The pipeline module exports `enrich_sbom()` but does not orchestrate it — the CLI is
responsible for calling it at the right time.

## TUI Architecture

The TUI has two systems:

- **Legacy system** (`src/tui/views/`): Monolithic `App` struct holds all state. Each tab renders via functions in `views/*.rs` that take `&App` or `&mut App`. Event handling is a large match tree in `input.rs`. All tabs except Quality use this system.

- **Modern system** (`src/tui/view/views/`): `ViewState` trait with per-tab state structs. Events return `EventResult` enums for navigation, overlays, status messages. Only the Quality tab uses this system as a proof-of-concept.
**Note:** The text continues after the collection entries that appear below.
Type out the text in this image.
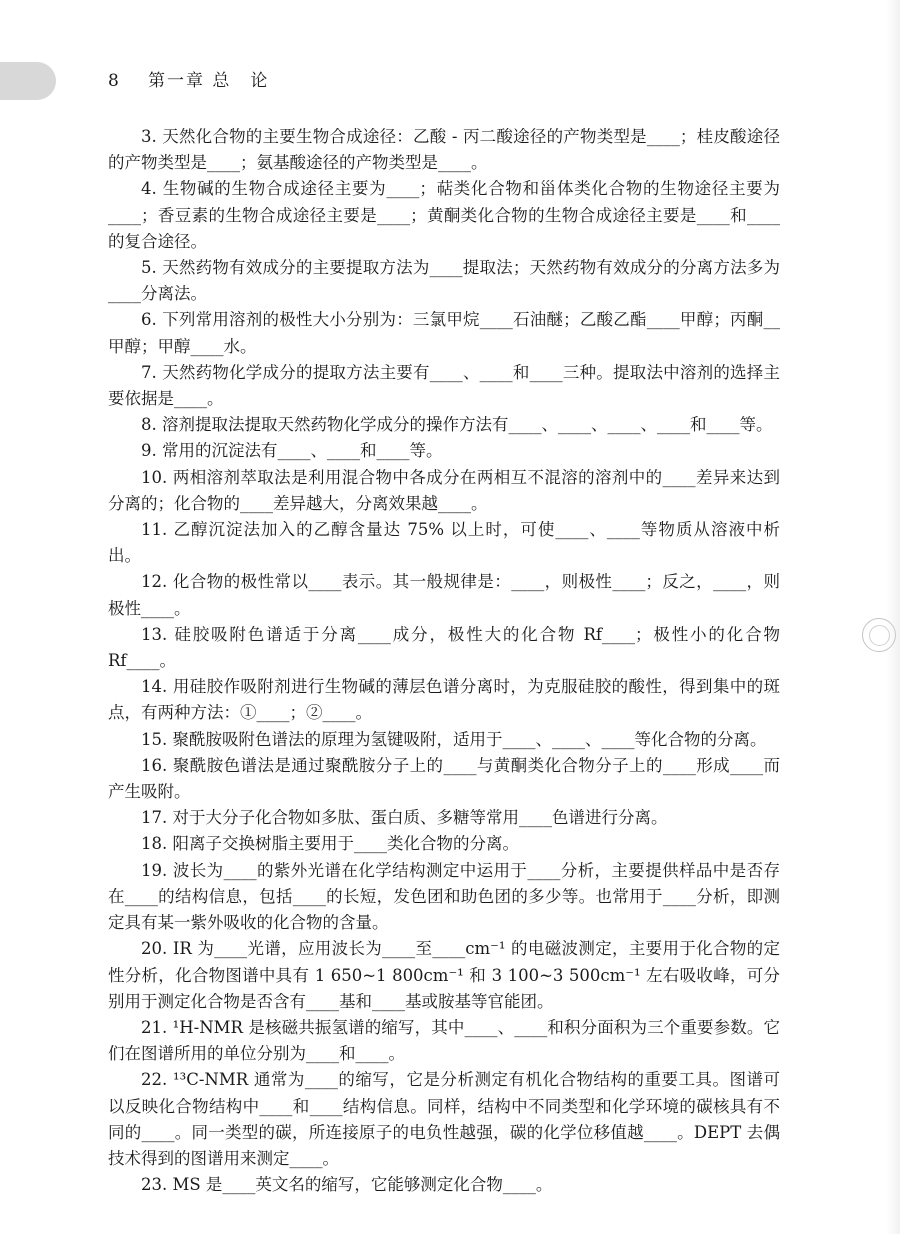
8 第一章 总　论

3. 天然化合物的主要生物合成途径：乙酸 - 丙二酸途径的产物类型是____；桂皮酸途径的产物类型是____；氨基酸途径的产物类型是____。

4. 生物碱的生物合成途径主要为____；萜类化合物和甾体类化合物的生物途径主要为____；香豆素的生物合成途径主要是____；黄酮类化合物的生物合成途径主要是____和____的复合途径。

5. 天然药物有效成分的主要提取方法为____提取法；天然药物有效成分的分离方法多为____分离法。

6. 下列常用溶剂的极性大小分别为：三氯甲烷____石油醚；乙酸乙酯____甲醇；丙酮__甲醇；甲醇____水。

7. 天然药物化学成分的提取方法主要有____、____和____三种。提取法中溶剂的选择主要依据是____。

8. 溶剂提取法提取天然药物化学成分的操作方法有____、____、____、____和____等。

9. 常用的沉淀法有____、____和____等。

10. 两相溶剂萃取法是利用混合物中各成分在两相互不混溶的溶剂中的____差异来达到分离的；化合物的____差异越大，分离效果越____。

11. 乙醇沉淀法加入的乙醇含量达 75% 以上时，可使____、____等物质从溶液中析出。

12. 化合物的极性常以____表示。其一般规律是：____，则极性____；反之，____，则极性____。

13. 硅胶吸附色谱适于分离____成分，极性大的化合物 Rf____；极性小的化合物 Rf____。

14. 用硅胶作吸附剂进行生物碱的薄层色谱分离时，为克服硅胶的酸性，得到集中的斑点，有两种方法：①____；②____。

15. 聚酰胺吸附色谱法的原理为氢键吸附，适用于____、____、____等化合物的分离。

16. 聚酰胺色谱法是通过聚酰胺分子上的____与黄酮类化合物分子上的____形成____而产生吸附。

17. 对于大分子化合物如多肽、蛋白质、多糖等常用____色谱进行分离。

18. 阳离子交换树脂主要用于____类化合物的分离。

19. 波长为____的紫外光谱在化学结构测定中运用于____分析，主要提供样品中是否存在____的结构信息，包括____的长短，发色团和助色团的多少等。也常用于____分析，即测定具有某一紫外吸收的化合物的含量。

20. IR 为____光谱，应用波长为____至____cm⁻¹ 的电磁波测定，主要用于化合物的定性分析，化合物图谱中具有 1 650~1 800cm⁻¹ 和 3 100~3 500cm⁻¹ 左右吸收峰，可分别用于测定化合物是否含有____基和____基或胺基等官能团。

21. ¹H-NMR 是核磁共振氢谱的缩写，其中____、____和积分面积为三个重要参数。它们在图谱所用的单位分别为____和____。

22. ¹³C-NMR 通常为____的缩写，它是分析测定有机化合物结构的重要工具。图谱可以反映化合物结构中____和____结构信息。同样，结构中不同类型和化学环境的碳核具有不同的____。同一类型的碳，所连接原子的电负性越强，碳的化学位移值越____。DEPT 去偶技术得到的图谱用来测定____。

23. MS 是____英文名的缩写，它能够测定化合物____。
Both systems coexist. The `App` struct has a `quality_view: Option<QualityView>` field that dispatches to the modern system when present. Migration of remaining tabs to the `ViewState` trait is possible but not planned — the legacy system works and is well-tested.

## Invariants and Conventions

- NormalizedSbom is the single source of truth for parsed data.
- Components are keyed by CanonicalId for stability across formats.
- DiffResult summary values are derived from change lists.
- TUI layers should align selection/sort with the same source lists.
- Builders use `with_*` naming and `mut self -> Self` pattern.
- Error handling: thiserror for library code, anyhow for CLI.
- No `&String`, `&Vec<T>`, `Box<dyn Error>`, or production panics.

## Extension Points

- **Matching rules**: Configurable matching behavior via YAML configs and custom rule engine.
- **Enrichment**: OSV/KEV integration for vulnerability data and EOL detection via endoflife.date API (feature-gated).
- **Reports**: Add new generators by implementing ReportGenerator.
- **Compliance**: Add new standards by extending the quality scorer (currently: NTIA, FDA, CRA, NIST SSDF, EO 14028).

## Known Technical Debt

- Multi-SBOM fleet commands (diff-multi, timeline, matrix) bypass the pipeline (no enrichment, limited output formats). The `query` command supports enrichment.
- Enrichment is orchestrated by CLI, not the pipeline module.
- ~112 `unwrap()` calls across 27 files (most in non-production code: cache, parsers, config) and ~30 `expect()` calls (safe-by-construction).
- 12 lock-poisoning patterns (`lock().unwrap()` / `lock().expect()`).
- 45 integration tests across 7 test files in `tests/`.
- TUI dual system (legacy + ViewState trait) — only Quality migrated.